Wednesday, May 02, 2007

Bonds: Impervious -- And Unstoppable


When Barry Bonds and the San Francisco Giants host the Phillies tonight in the first game of a four-game series, the man who is now within 13 home runs of Henry Aaron's all-time record of 755 will settle into perhaps the only friendly venue left to him.

What the Phillies will find, and Giants fans at AT&T Park will welcome, is a Bonds who is healthy and lethal again.

Eight home runs in 63 at-bats - one every 7.9 times up - a .333 average and 17 RBIs, which he had entering last night's games, shout as much.
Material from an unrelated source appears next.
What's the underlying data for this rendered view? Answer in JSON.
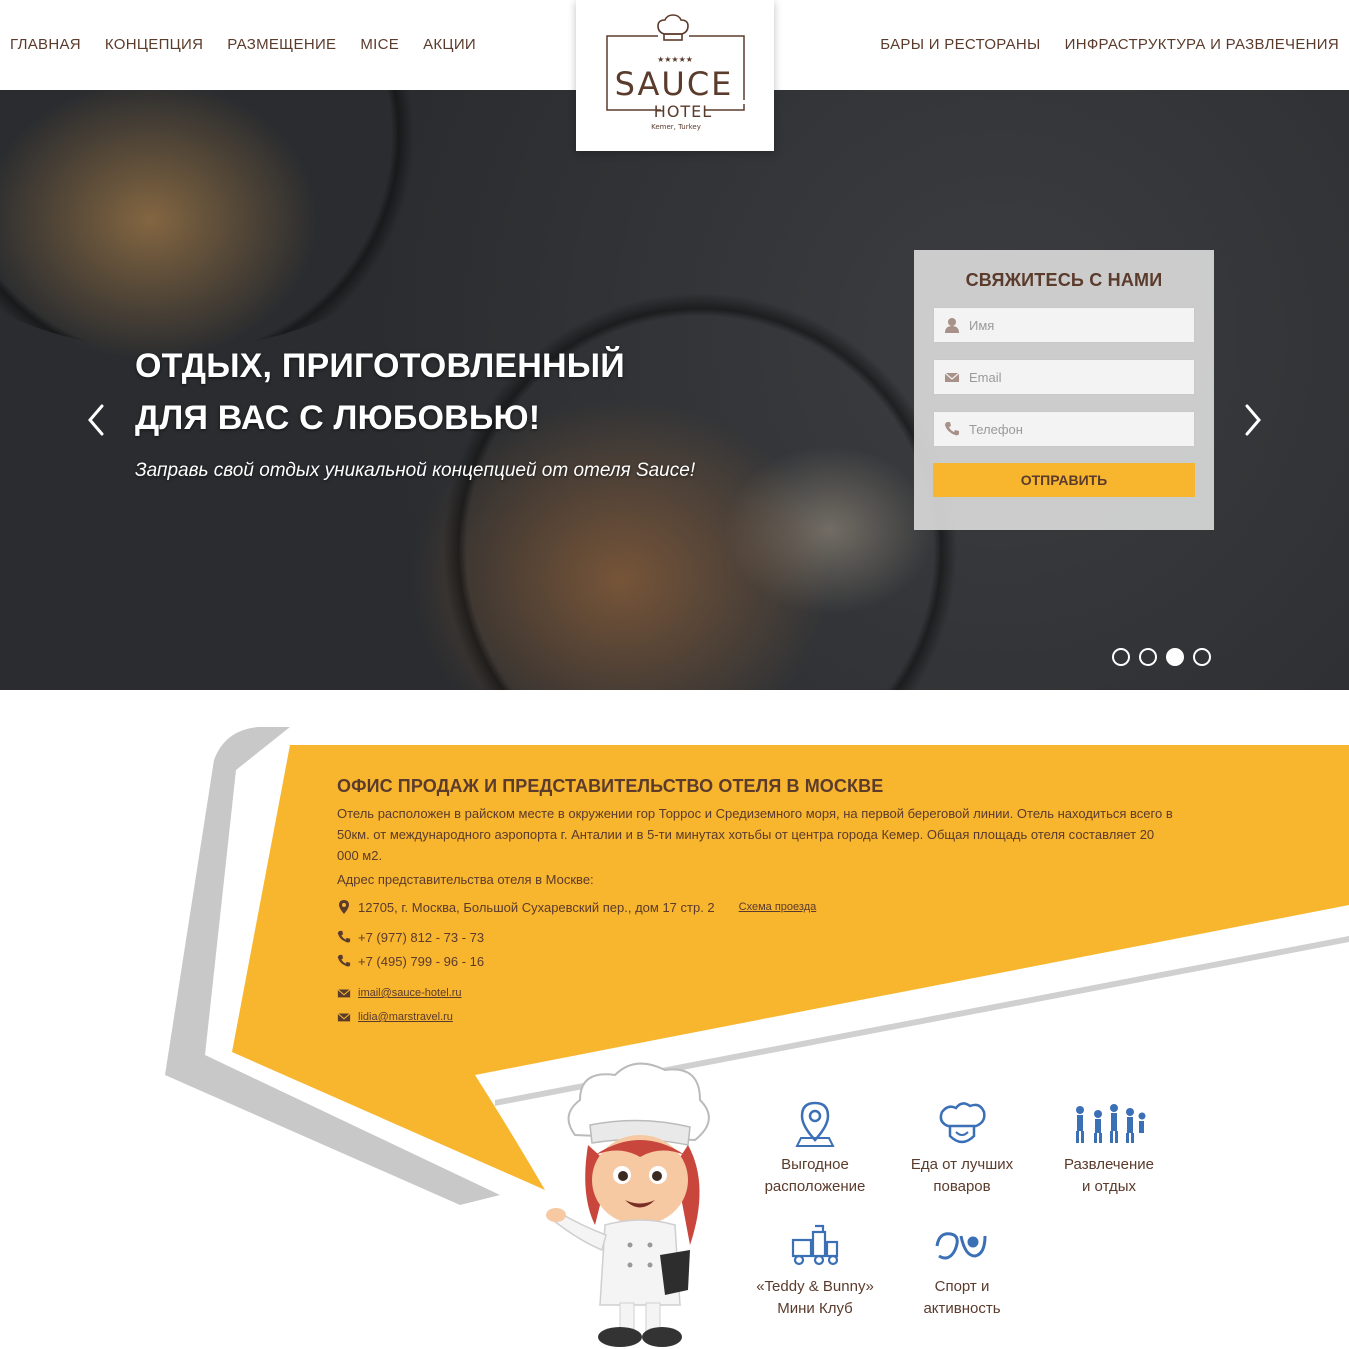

Most intriguingly, the Phils will find in Bonds a man impervious to his designated role of top villain in baseball's sordid steroid era.

Mark McGwire? Rafael Palmeiro? Jose Canseco? Bush-leaguers, all, in this unpopularity contest.
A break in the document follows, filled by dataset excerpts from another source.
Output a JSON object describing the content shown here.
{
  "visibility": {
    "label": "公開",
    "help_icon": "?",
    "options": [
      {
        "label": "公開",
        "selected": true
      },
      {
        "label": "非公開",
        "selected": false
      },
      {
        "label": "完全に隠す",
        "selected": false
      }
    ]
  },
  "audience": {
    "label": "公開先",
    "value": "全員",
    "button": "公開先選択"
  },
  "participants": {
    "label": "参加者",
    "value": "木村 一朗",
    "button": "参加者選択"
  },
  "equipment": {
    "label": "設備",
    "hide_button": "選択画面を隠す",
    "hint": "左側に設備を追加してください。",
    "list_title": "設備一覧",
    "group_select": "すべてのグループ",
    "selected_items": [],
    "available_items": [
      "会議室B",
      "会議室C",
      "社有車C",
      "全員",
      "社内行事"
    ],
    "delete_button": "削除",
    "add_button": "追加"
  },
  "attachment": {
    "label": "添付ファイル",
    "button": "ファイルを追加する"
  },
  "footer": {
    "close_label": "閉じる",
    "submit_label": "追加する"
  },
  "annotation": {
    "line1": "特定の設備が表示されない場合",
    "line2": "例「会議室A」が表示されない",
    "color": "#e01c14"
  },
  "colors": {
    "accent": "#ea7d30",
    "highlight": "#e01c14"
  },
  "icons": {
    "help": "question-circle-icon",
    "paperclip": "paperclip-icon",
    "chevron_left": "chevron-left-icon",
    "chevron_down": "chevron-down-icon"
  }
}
Because he outlasted his competition, because he has dared last long enough to flirt with a most storied record, Bonds is truly reviled.
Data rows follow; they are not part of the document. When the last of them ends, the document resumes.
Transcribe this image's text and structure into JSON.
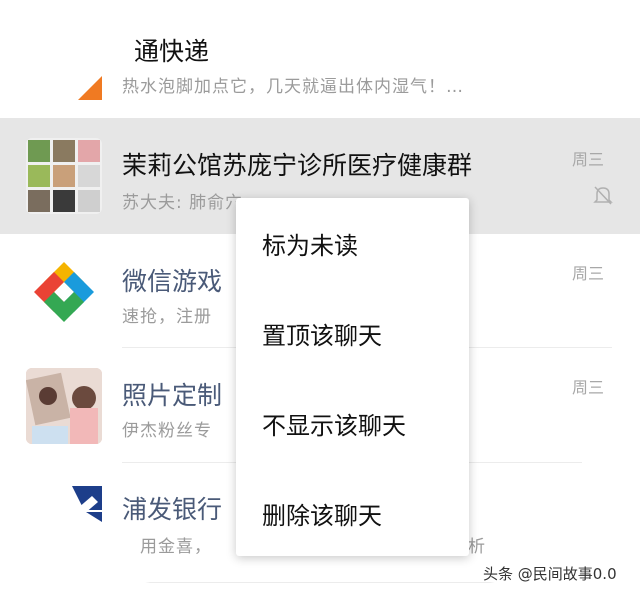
{
  "chats": [
    {
      "name": "chat-express",
      "title": "通快递",
      "preview": "热水泡脚加点它，几天就逼出体内湿气！…"
    },
    {
      "name": "chat-clinic-group",
      "title": "茉莉公馆苏庞宁诊所医疗健康群",
      "preview": "苏大夫: 肺俞穴",
      "time": "周三",
      "avatar_icon": "group-collage-icon"
    },
    {
      "name": "chat-wechat-games",
      "title": "微信游戏",
      "preview": "速抢，注册",
      "time": "周三",
      "avatar_icon": "wechat-games-logo-icon"
    },
    {
      "name": "chat-photo-print",
      "title": "照片定制",
      "preview": "伊杰粉丝专",
      "time": "周三",
      "avatar_icon": "photo-avatar-icon"
    },
    {
      "name": "chat-spdb",
      "title": "浦发银行",
      "preview": "用金喜，",
      "avatar_icon": "spdb-logo-icon"
    }
  ],
  "preview_tail": "析",
  "context_menu": {
    "items": [
      {
        "label": "标为未读"
      },
      {
        "label": "置顶该聊天"
      },
      {
        "label": "不显示该聊天"
      },
      {
        "label": "删除该聊天"
      }
    ]
  },
  "watermark": "头条 @民间故事0.0",
  "colors": {
    "highlight": "#e6e6e6",
    "title_text": "#111111",
    "link_title": "#4a5a78",
    "preview_text": "#9b9b9b"
  }
}
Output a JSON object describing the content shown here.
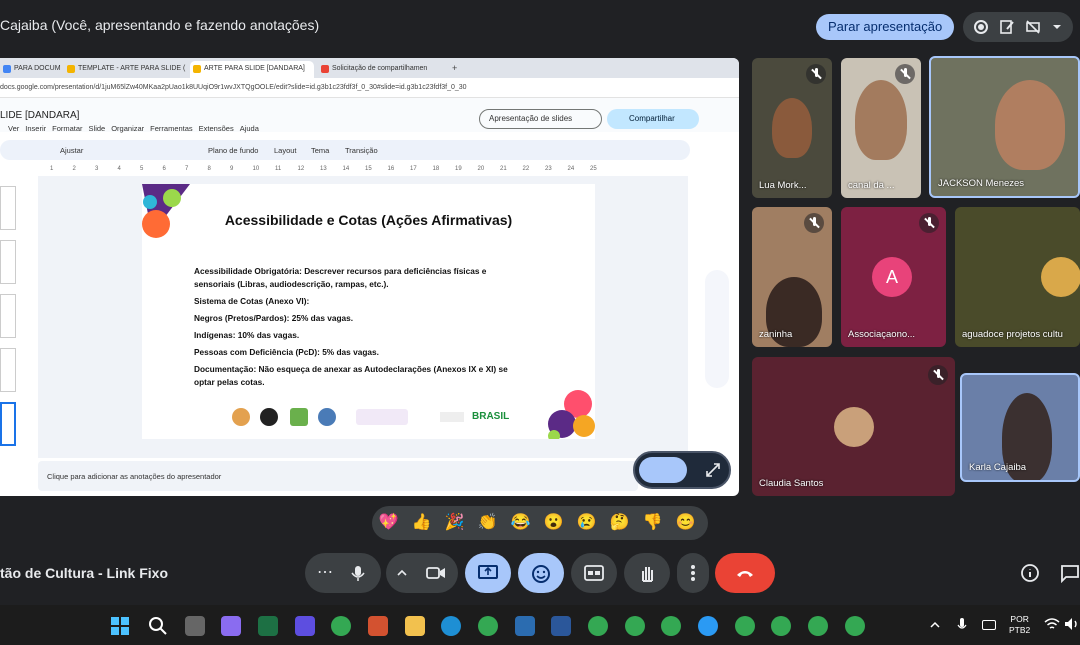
{
  "meeting": {
    "presenting_title": "Cajaiba (Você, apresentando e fazendo anotações)",
    "stop_presenting": "Parar apresentação",
    "meeting_name": "tão de Cultura - Link Fixo"
  },
  "browser": {
    "tabs": [
      {
        "label": "PARA DOCUM"
      },
      {
        "label": "TEMPLATE - ARTE PARA SLIDE ("
      },
      {
        "label": "ARTE PARA SLIDE [DANDARA]"
      },
      {
        "label": "Solicitação de compartilhamen"
      }
    ],
    "url": "docs.google.com/presentation/d/1juM65lZw40MKaa2pUao1k8UUqiO9r1wvJXTQgOOLE/edit?slide=id.g3b1c23fdf3f_0_30#slide=id.g3b1c23fdf3f_0_30"
  },
  "slides_app": {
    "doc_title": "LIDE [DANDARA]",
    "menus": [
      "Ver",
      "Inserir",
      "Formatar",
      "Slide",
      "Organizar",
      "Ferramentas",
      "Extensões",
      "Ajuda"
    ],
    "slideshow_label": "Apresentação de slides",
    "share_label": "Compartilhar",
    "toolbar": {
      "zoom": "Ajustar",
      "background": "Plano de fundo",
      "layout": "Layout",
      "theme": "Tema",
      "transition": "Transição"
    },
    "ruler_ticks": [
      "1",
      "2",
      "3",
      "4",
      "5",
      "6",
      "7",
      "8",
      "9",
      "10",
      "11",
      "12",
      "13",
      "14",
      "15",
      "16",
      "17",
      "18",
      "19",
      "20",
      "21",
      "22",
      "23",
      "24",
      "25"
    ],
    "notes_placeholder": "Clique para adicionar as anotações do apresentador",
    "slide": {
      "title": "Acessibilidade e Cotas (Ações Afirmativas)",
      "lines": [
        "Acessibilidade Obrigatória: Descrever recursos para deficiências físicas e sensoriais (Libras, audiodescrição, rampas, etc.).",
        "Sistema de Cotas (Anexo VI):",
        "Negros (Pretos/Pardos): 25% das vagas.",
        "Indígenas: 10% das vagas.",
        "Pessoas com Deficiência (PcD): 5% das vagas.",
        "Documentação: Não esqueça de anexar as Autodeclarações (Anexos IX e XI) se optar pelas cotas."
      ],
      "footer_brand": "BRASIL"
    }
  },
  "participants": [
    {
      "name": "Lua Mork..."
    },
    {
      "name": "canal da ..."
    },
    {
      "name": "JACKSON Menezes"
    },
    {
      "name": "zaninha"
    },
    {
      "name": "Associaçaono...",
      "initial": "A"
    },
    {
      "name": "aguadoce projetos cultu"
    },
    {
      "name": "Claudia Santos"
    },
    {
      "name": "Karla Cajaiba"
    }
  ],
  "reactions": [
    "💖",
    "👍",
    "🎉",
    "👏",
    "😂",
    "😮",
    "😢",
    "🤔",
    "👎",
    "😊"
  ],
  "taskbar": {
    "lang_top": "POR",
    "lang_bottom": "PTB2"
  },
  "colors": {
    "accent": "#a8c7fa",
    "end_call": "#ea4335",
    "assoc_tile": "#7d2142",
    "claudia_tile": "#5a2230"
  }
}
Many a critic had hoped Bonds would not only fade away well short of Aaron. They fervently wished he would also drown in a torrent of indictments, subpoenas and suspensions.

The thing is, it hasn't happened.

Batboys turned steroid pushers turned government witnesses have fallen. Major- and minor-league users such as former big-league pitcher Jason Grimsley have, too. Just not Bonds.

Those caught are naming names and leaking to the media like sieves. But Bonds has yet to be slimed in a way that takes him off the field and into a court of law.

Joe Morgan, the Hall of Famer and color commentator who will call the Phillies-Giants game Sunday (8 p.m., ESPN, ESPN Deportes), suspects he knows why.

"If Barry's name had been on that list that was blacked out, we would have known about it," Morgan said, referring to a federal government affidavit concerning a former Mets clubhouse employee who has admitted providing steroids and other drugs to major-leaguers. "Same with Jason Grimsley.

"A lot of people's agendas are about getting Barry. Remember, his name came out for failing that amphetamine test. You can't tell me Barry was the only one that failed, but his was the only name that came out."

No doubt Bonds will always remain guilty in the minds of most fans. There is no argument, though, that he also remains amazingly elusive to those empowered to throw the book at him.

So Bonds plays on, his confidence, like his health, again intact.

"The media, the government, the fans have tried to get Barry for four years," Morgan said.

"They can't stop him. Say this about Barry: He is able to focus on his agenda, period. He doesn't care what I say, what you say, or what anybody else says."

Like him or hate him, you have to marvel at his sheer stubbornness, both physical and mental.
The seven-time league MVP, who is 42, looks again like the slugger who hit 258 home runs from 2000 to '04, not the broken-down guy with bum knees who played just 14 games in 2005.
It is this rejuvenated Bonds who is raising a host of prickly issues to even greater heights.

Opposing managers, who again fear him as much as many fans loathe him, are again shying away from challenging Bonds. Witness the 23 walks drawn by Bonds in his first 23 games.

"On the road, fans boo Barry when he comes to the plate, then they boo even louder if he's walked," said Morgan's booth partner, Jon Miller, who is also a Giants broadcaster. "One way or the other, they came to see Barry and they feel they're being ripped off."

Ambivalence grips others, as well. Baseball's bigwigs (i.e., commissioner Bud Selig) must decide, and quickly, whether to ignore, endorse, or even witness the inevitable.

No sympathy there. After all, this is a game that ignored cheating right up until stats bloated by whatever could no longer pass the smell test.

Aaron is a different story.

Nobody much cared what this quiet, humble man thought in 1974 when then-commissioner Bowie Kuhn unconscionably skipped Aaron's breaking of Babe Ruth's mythic record of 714 home runs.

If Selig decides to stiff Bonds similarly, the opinion no one wanted from Aaron 33 years ago will suddenly matter. Already, Aaron's decision not to witness the fall of his record has become an issue.

"Hank is in a no-win situation," Morgan said. "He has told me, 'I don't think you can condemn a person without proof.' Yet he also said he doesn't want to be a part of what happens, and you can't blame him, not when the first question inevitably will be, 'Do you think Barry cheated?'

"If he answers no, he'll be called a liar. If he says yes, it's sour grapes. Already, some guy in Detroit wrote 'Hank Aaron is a coward.' A coward!"

The question we must ask ourselves, Morgan said, is: What is it exactly that we want from Aaron?

We already know what we want from Bonds. We won't get it, though, because Barry is only about what he wants, the rest of the world be damned.